Где-то впереди, в темноте, красные стоп-сигналы его машины мелькнули, будто дразня. Эмма провела пальцем по губам, ощущая сладковатый привкус крови.
– Ну ничего, мы еще встретимся с тобой, Адриан Рид, – прошипела она, поправляя теперь уже кожаную куртку. – От меня ты в следующий раз не убежишь, – шепотом добавила, нащупывая в кармане куртки телефон. В памяти уже всплывал номер того, кто мог помочь ей устроить Адриану «теплый» прием. – Я сделаю так, что ты будешь умолять меня остановиться.
Город вокруг замер, будто затаив дыхание. Где-то вдали завыла сирена – словно предупреждение, что игра только начинается.
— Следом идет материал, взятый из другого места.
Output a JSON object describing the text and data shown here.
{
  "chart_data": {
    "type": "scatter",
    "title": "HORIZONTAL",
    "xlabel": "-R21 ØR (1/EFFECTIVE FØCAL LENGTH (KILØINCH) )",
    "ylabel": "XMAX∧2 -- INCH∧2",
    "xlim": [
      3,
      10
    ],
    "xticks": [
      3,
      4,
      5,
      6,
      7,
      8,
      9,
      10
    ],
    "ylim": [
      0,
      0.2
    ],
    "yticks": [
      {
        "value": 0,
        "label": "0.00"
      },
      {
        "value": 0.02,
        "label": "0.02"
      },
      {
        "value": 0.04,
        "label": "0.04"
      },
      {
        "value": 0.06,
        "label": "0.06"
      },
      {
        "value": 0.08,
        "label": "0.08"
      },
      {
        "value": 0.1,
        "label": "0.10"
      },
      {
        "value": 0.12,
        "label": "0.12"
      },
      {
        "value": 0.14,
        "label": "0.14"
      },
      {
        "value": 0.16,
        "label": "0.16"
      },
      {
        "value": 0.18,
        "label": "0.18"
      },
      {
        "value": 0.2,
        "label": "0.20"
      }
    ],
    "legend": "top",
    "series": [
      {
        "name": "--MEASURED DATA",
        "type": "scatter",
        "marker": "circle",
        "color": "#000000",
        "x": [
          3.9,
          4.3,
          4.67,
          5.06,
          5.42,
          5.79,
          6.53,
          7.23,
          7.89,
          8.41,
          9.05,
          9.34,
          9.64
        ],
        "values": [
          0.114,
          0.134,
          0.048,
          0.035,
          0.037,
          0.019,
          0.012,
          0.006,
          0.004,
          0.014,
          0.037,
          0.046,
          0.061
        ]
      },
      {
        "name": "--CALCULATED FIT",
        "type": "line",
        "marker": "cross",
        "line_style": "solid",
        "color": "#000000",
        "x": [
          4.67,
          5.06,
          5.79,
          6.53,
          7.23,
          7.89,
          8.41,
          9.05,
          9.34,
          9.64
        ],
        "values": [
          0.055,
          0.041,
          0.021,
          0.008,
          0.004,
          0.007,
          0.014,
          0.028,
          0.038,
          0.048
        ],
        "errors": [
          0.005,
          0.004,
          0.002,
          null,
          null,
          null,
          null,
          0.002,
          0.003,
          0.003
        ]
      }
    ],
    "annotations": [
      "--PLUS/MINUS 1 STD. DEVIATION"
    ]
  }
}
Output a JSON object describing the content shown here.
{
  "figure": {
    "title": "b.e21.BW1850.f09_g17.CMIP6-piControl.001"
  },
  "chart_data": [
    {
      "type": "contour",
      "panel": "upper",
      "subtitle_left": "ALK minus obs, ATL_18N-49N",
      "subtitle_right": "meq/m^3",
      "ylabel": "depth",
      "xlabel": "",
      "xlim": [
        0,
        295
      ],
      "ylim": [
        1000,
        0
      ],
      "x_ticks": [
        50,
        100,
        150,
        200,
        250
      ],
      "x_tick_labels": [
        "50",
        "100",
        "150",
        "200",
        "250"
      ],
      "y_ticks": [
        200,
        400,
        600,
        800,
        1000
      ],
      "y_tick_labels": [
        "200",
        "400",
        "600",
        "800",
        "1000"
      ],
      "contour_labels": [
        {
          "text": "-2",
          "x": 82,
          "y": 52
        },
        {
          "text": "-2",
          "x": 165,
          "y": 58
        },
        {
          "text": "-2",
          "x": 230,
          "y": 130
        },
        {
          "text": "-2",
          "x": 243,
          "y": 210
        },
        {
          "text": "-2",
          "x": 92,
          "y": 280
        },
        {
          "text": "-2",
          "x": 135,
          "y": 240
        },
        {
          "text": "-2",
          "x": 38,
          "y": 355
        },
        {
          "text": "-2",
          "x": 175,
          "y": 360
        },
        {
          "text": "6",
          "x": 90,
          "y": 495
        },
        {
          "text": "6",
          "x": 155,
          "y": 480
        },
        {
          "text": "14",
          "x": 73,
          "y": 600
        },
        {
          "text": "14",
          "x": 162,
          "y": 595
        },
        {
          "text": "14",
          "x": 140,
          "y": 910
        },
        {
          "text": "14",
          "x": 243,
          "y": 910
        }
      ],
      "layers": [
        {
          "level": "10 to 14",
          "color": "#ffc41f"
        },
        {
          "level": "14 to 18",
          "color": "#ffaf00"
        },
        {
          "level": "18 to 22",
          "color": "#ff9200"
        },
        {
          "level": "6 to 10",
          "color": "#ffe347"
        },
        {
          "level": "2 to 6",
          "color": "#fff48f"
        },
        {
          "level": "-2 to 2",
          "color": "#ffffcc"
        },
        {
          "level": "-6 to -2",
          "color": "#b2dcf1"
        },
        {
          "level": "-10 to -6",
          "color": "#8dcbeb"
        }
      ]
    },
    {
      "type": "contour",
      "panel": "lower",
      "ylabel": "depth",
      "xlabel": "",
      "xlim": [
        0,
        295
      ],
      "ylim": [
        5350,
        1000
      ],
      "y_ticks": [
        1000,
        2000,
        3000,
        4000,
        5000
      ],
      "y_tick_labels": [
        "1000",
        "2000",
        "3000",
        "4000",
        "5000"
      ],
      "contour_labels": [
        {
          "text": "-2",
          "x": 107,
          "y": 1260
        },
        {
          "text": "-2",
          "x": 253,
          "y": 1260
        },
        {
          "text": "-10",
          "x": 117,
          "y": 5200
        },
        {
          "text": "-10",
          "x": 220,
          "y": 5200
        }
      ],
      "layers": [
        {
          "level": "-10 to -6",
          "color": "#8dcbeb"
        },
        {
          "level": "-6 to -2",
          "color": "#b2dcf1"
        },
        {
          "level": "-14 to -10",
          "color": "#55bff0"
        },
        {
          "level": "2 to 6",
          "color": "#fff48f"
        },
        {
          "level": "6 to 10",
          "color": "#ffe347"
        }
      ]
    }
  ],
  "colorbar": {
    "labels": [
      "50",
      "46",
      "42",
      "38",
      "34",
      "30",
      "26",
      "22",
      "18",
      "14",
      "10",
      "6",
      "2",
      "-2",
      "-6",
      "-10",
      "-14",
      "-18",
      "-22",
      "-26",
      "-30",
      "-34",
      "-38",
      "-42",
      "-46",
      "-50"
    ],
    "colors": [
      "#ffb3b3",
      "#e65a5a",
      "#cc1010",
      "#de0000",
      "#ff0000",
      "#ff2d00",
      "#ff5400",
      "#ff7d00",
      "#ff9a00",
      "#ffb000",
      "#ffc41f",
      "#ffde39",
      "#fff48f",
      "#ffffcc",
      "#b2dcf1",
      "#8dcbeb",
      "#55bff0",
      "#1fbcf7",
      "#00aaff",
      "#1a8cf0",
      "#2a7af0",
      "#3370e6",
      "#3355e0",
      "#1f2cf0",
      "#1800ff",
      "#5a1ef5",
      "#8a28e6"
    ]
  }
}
Эмма провела языком по родинке над губой – этой дьявольской меткой, сводившей с ума всех в школе искусств. Присев на корточки, она заглянула в лужу, растекшуюся по асфальту. В мутном отражении криво улыбалось ее лицо: распухшие от поцелуя губы с размазанной помадой, растрепанное блондинистое каре – казалось, девушку действительно таскали за волосы (что, впрочем, было недалеко от правды).